Students feel the heat as KESC and education dept point fingers at each other

Officials claim power is also being severed to those who have paid their bills or owe less than Rs500.

KARACHI:
With commencement of the intermediate exams, the Karachi Electric Supply Company (KESC) disconnected the electricity connections to 12 more colleges in the city due to delay in payment of bills.

KESC spokesperson Aminur Rahman, however, told The Express Tribune that the disconnections are a routine matter under the company’s bill-recovery drive against defaulters. He said that the drive has been in full swing since the last eight months.

“Colleges have to pay electricity bills worth Rs54 million while the Sindh education department is the ‘willful defaulter’ in payment of its bills and owes around Rs115 million,” said Rahman.

But the Board of Intermediate Education’s controller of examinations, Muhammad Imran Khan Chishti, found it hard to wrap his mind around why the electricity of institutions which had paid their bills, like the Khursheed Government Girls College located in Shah Faisal Colony, was being cut off. “They showed me a copy of the paid bill but the KESC still disconnected their supply last Friday.”

Chishti said that despite making promises of deferring load shedding during exam hours, the KESC administration failed to do so. “Perhaps KESC is using the arrears of bills to avoid being blamed for conducting load shedding at exam centres.”
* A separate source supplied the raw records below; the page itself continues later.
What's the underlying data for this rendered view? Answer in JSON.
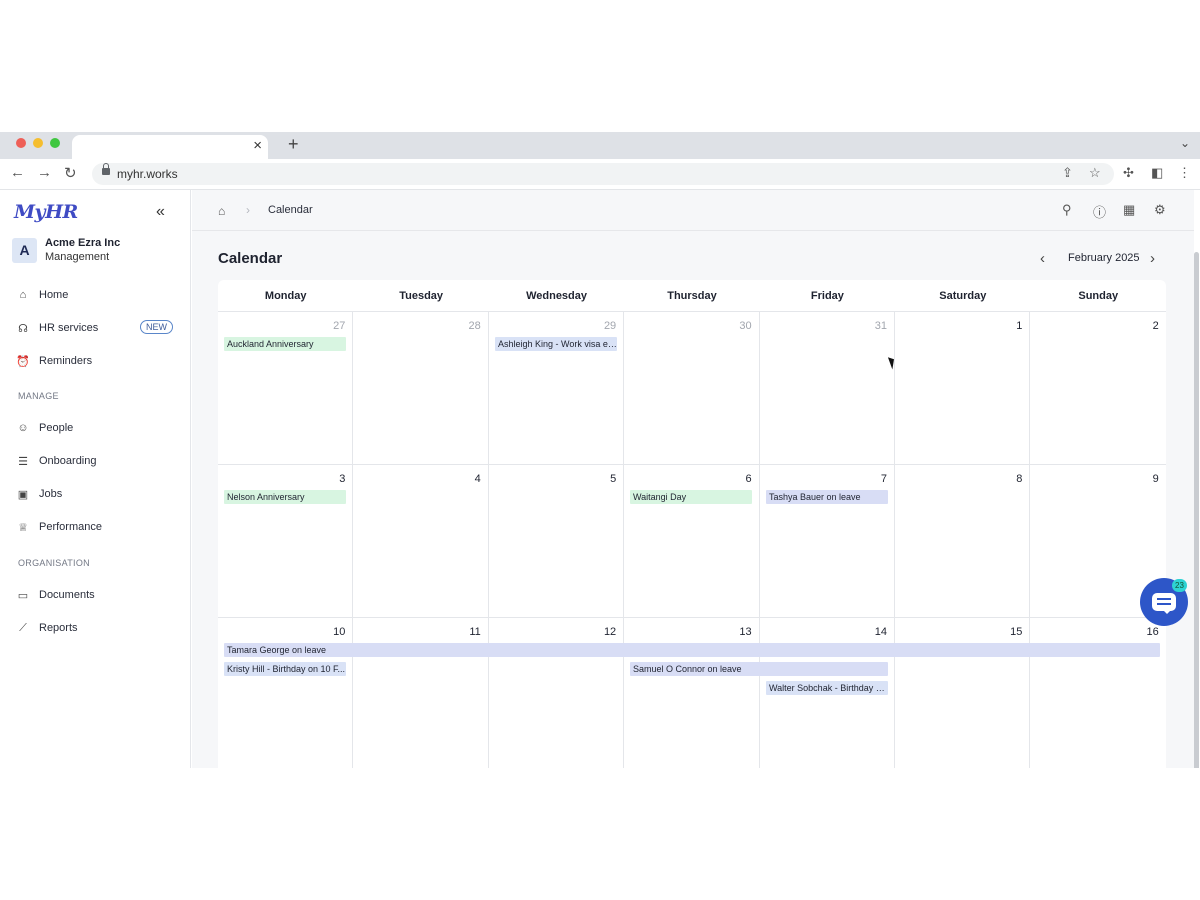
{
  "browser": {
    "url": "myhr.works",
    "traffic_colors": [
      "#ee5f57",
      "#f5be2f",
      "#3fc740"
    ]
  },
  "app": {
    "logo": "MyHR",
    "org": {
      "initial": "A",
      "name": "Acme Ezra Inc",
      "subtitle": "Management"
    },
    "nav": {
      "home": "Home",
      "hr_services": "HR services",
      "hr_services_badge": "NEW",
      "reminders": "Reminders",
      "manage_label": "MANAGE",
      "people": "People",
      "onboarding": "Onboarding",
      "jobs": "Jobs",
      "performance": "Performance",
      "organisation_label": "ORGANISATION",
      "documents": "Documents",
      "reports": "Reports"
    }
  },
  "header": {
    "breadcrumb": "Calendar"
  },
  "calendar": {
    "title": "Calendar",
    "month": "February 2025",
    "weekdays": [
      "Monday",
      "Tuesday",
      "Wednesday",
      "Thursday",
      "Friday",
      "Saturday",
      "Sunday"
    ],
    "weeks": [
      {
        "days": [
          "27",
          "28",
          "29",
          "30",
          "31",
          "1",
          "2"
        ]
      },
      {
        "days": [
          "3",
          "4",
          "5",
          "6",
          "7",
          "8",
          "9"
        ]
      },
      {
        "days": [
          "10",
          "11",
          "12",
          "13",
          "14",
          "15",
          "16"
        ]
      }
    ],
    "events": {
      "auckland": "Auckland Anniversary",
      "ashleigh": "Ashleigh King - Work visa ex...",
      "nelson": "Nelson Anniversary",
      "waitangi": "Waitangi Day",
      "tashya": "Tashya Bauer on leave",
      "tamara": "Tamara George on leave",
      "kristy": "Kristy Hill - Birthday on 10 F...",
      "samuel": "Samuel O Connor on leave",
      "walter": "Walter Sobchak - Birthday o..."
    },
    "event_colors": {
      "holiday": "#d8f5e1",
      "leave": "#d8ddf5"
    }
  },
  "chat": {
    "unread": "23"
  }
}
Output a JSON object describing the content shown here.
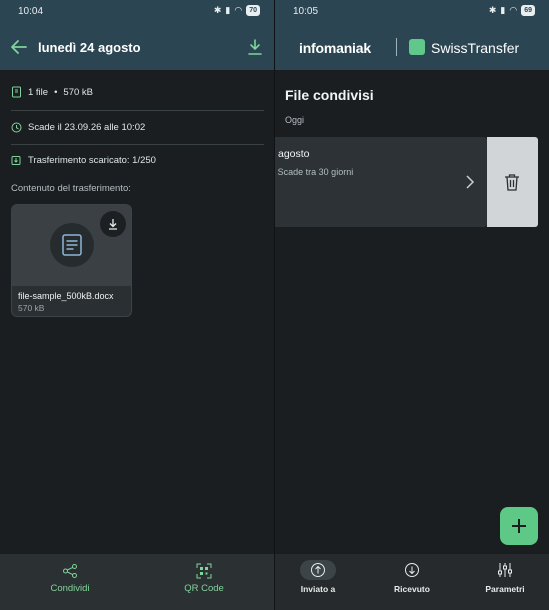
{
  "left": {
    "status": {
      "time": "10:04",
      "battery": "70"
    },
    "header": {
      "title": "lunedì 24 agosto"
    },
    "info": {
      "files": "1 file",
      "dot": "•",
      "size": "570 kB",
      "expiry": "Scade il 23.09.26 alle 10:02",
      "downloaded": "Trasferimento scaricato: 1/250"
    },
    "section_label": "Contenuto del trasferimento:",
    "file": {
      "name": "file-sample_500kB.docx",
      "size": "570 kB"
    },
    "bottom": {
      "share_label": "Condividi",
      "qr_label": "QR Code"
    }
  },
  "right": {
    "status": {
      "time": "10:05",
      "battery": "69"
    },
    "brand": {
      "infomaniak": "infomaniak",
      "app": "SwissTransfer"
    },
    "heading": "File condivisi",
    "group": "Oggi",
    "item": {
      "title": "agosto",
      "subtitle": "• Scade tra 30 giorni"
    },
    "nav": {
      "sent": "Inviato a",
      "received": "Ricevuto",
      "settings": "Parametri"
    }
  },
  "colors": {
    "accent": "#5ec986",
    "header": "#2b4652",
    "background": "#1b1e20"
  }
}
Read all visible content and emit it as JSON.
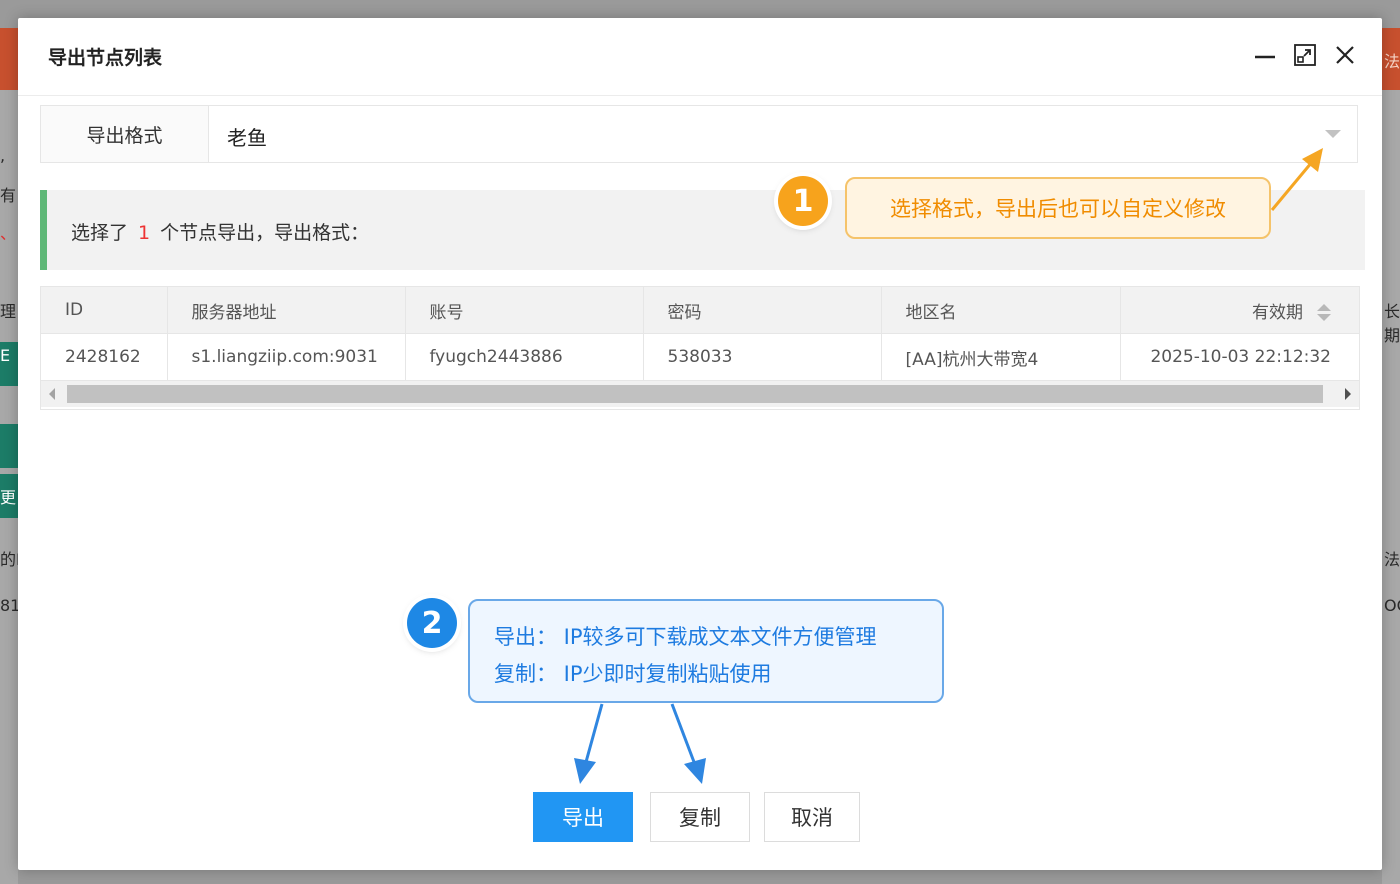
{
  "background": {
    "left_frags": [
      ",",
      "有",
      "、",
      "理",
      "E",
      "更",
      "的ID",
      "81"
    ],
    "right_frags": [
      "法",
      "长期",
      "法",
      "OC"
    ]
  },
  "dialog": {
    "title": "导出节点列表",
    "header_icons": [
      "minimize-icon",
      "maximize-icon",
      "close-icon"
    ],
    "format_label": "导出格式",
    "format_value": "老鱼",
    "info": {
      "prefix": "选择了",
      "count": "1",
      "suffix": "个节点导出，导出格式："
    },
    "table": {
      "columns": [
        "ID",
        "服务器地址",
        "账号",
        "密码",
        "地区名",
        "有效期"
      ],
      "rows": [
        [
          "2428162",
          "s1.liangziip.com:9031",
          "fyugch2443886",
          "538033",
          "[AA]杭州大带宽4",
          "2025-10-03 22:12:32"
        ]
      ]
    },
    "callout_1": {
      "badge": "1",
      "text": "选择格式，导出后也可以自定义修改"
    },
    "callout_2": {
      "badge": "2",
      "line1": "导出：  IP较多可下载成文本文件方便管理",
      "line2": "复制：  IP少即时复制粘贴使用"
    },
    "buttons": {
      "export": "导出",
      "copy": "复制",
      "cancel": "取消"
    }
  },
  "colors": {
    "primary": "#2196f3",
    "accent_green": "#5fb878",
    "highlight_red": "#ee3333",
    "callout_orange": "#f08c00",
    "callout_blue": "#1e7be0"
  }
}
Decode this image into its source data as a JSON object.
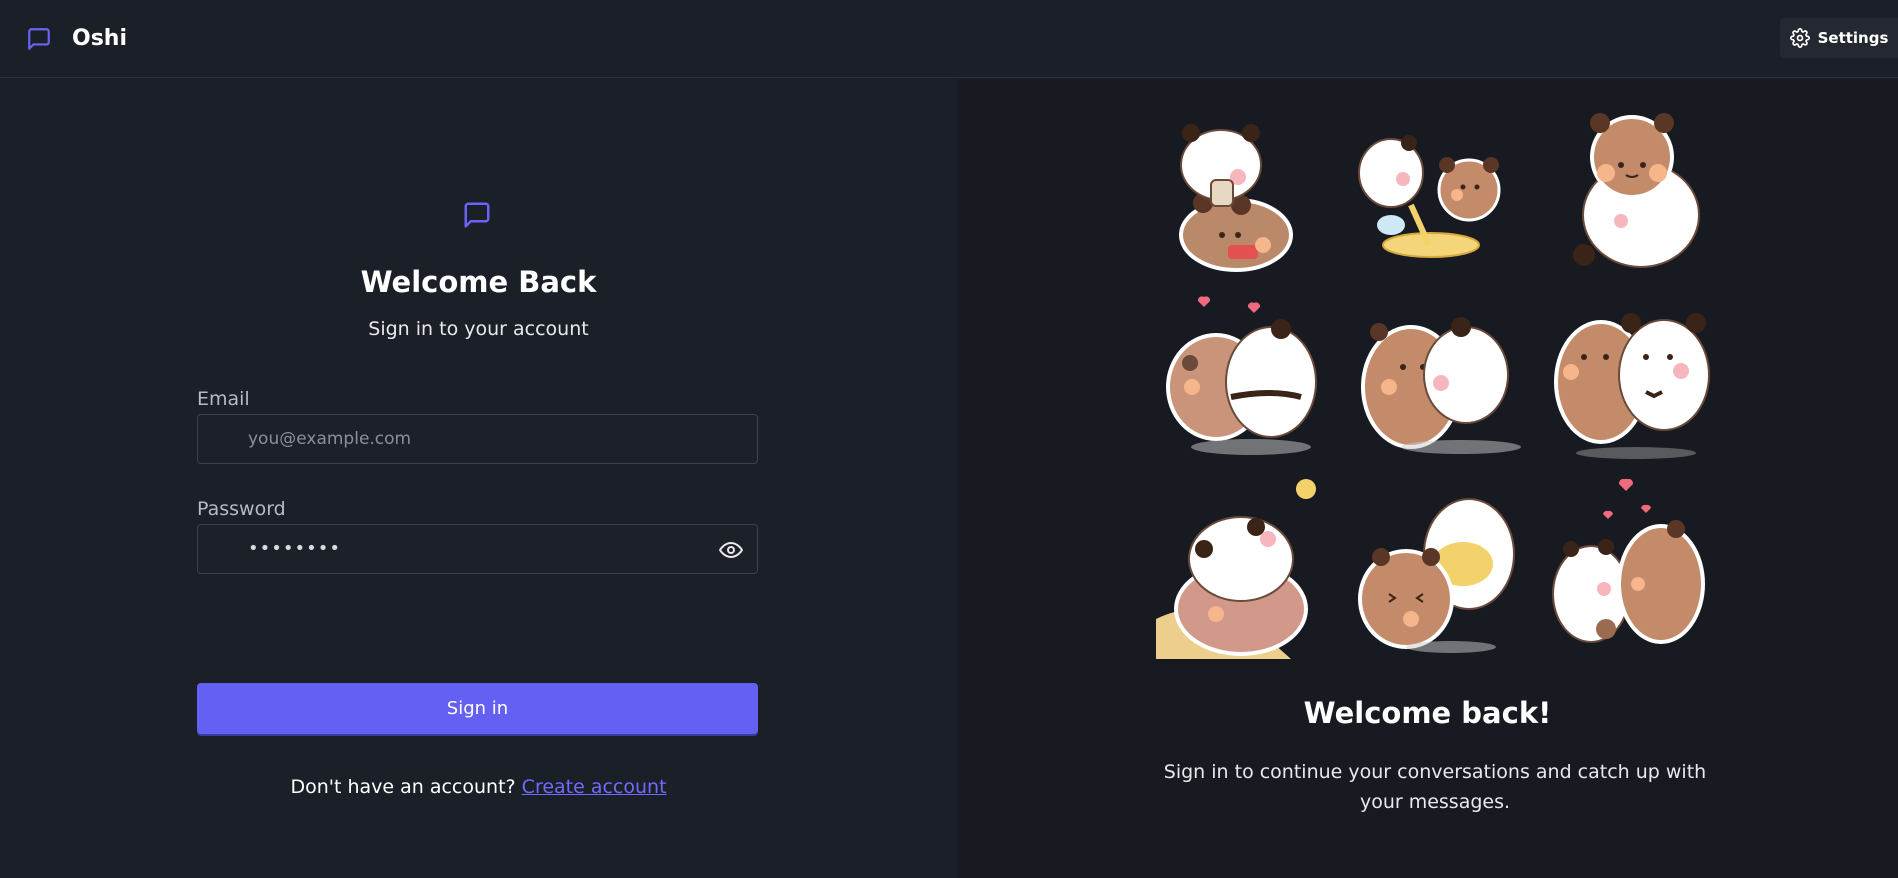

His argument was supported by the education department’s director general of colleges, Dr Nasir Ansar, who declared the electricity disconnections as “KESC’s deliberate injustice to students taking their exams”.

Blame game


Dr Ansar claimed that the directorate of colleges paid Rs16 million to the KESC and the payment’s approval was received by the Sindh finance department. He hoped that the rest of the outstanding dues would be paid soon by the department.

Expressing his displeasure, he said that the power supply to some institutes was cut off due to the delay in payment of small bills worth Rs500 or less. “It is a punishment for the students taking their exams at institutes like the Government College for Women located at Shahra-e-Liaquat.”

The KESC spokesperson denied these claims and said that evidence of bill payment or disconnection due to delay in payment of meager amounts should be provided to the company.

“The only reason the education department is feeling the pressure is because thousands of students are suffering due to their longstanding payments to the KESC,” said Rahman. “They cannot expect us [KESC] to provide them free electricity.” Rahman explained that the supply to public departments and institutions is not disconnected after a mere one month notice. “We provide them sufficient grace period so that the people dealing with such establishments do not face hardships.”

But, according to Rahman, the department does not appear to be making any headway in payment of bills despite issuance of multiple notices. “As a general rule, the company does not discriminate between its defaulters and so we had to take action against the education department after giving them ample time for payments.”

Published in The Express Tribune, May 11th, 2012.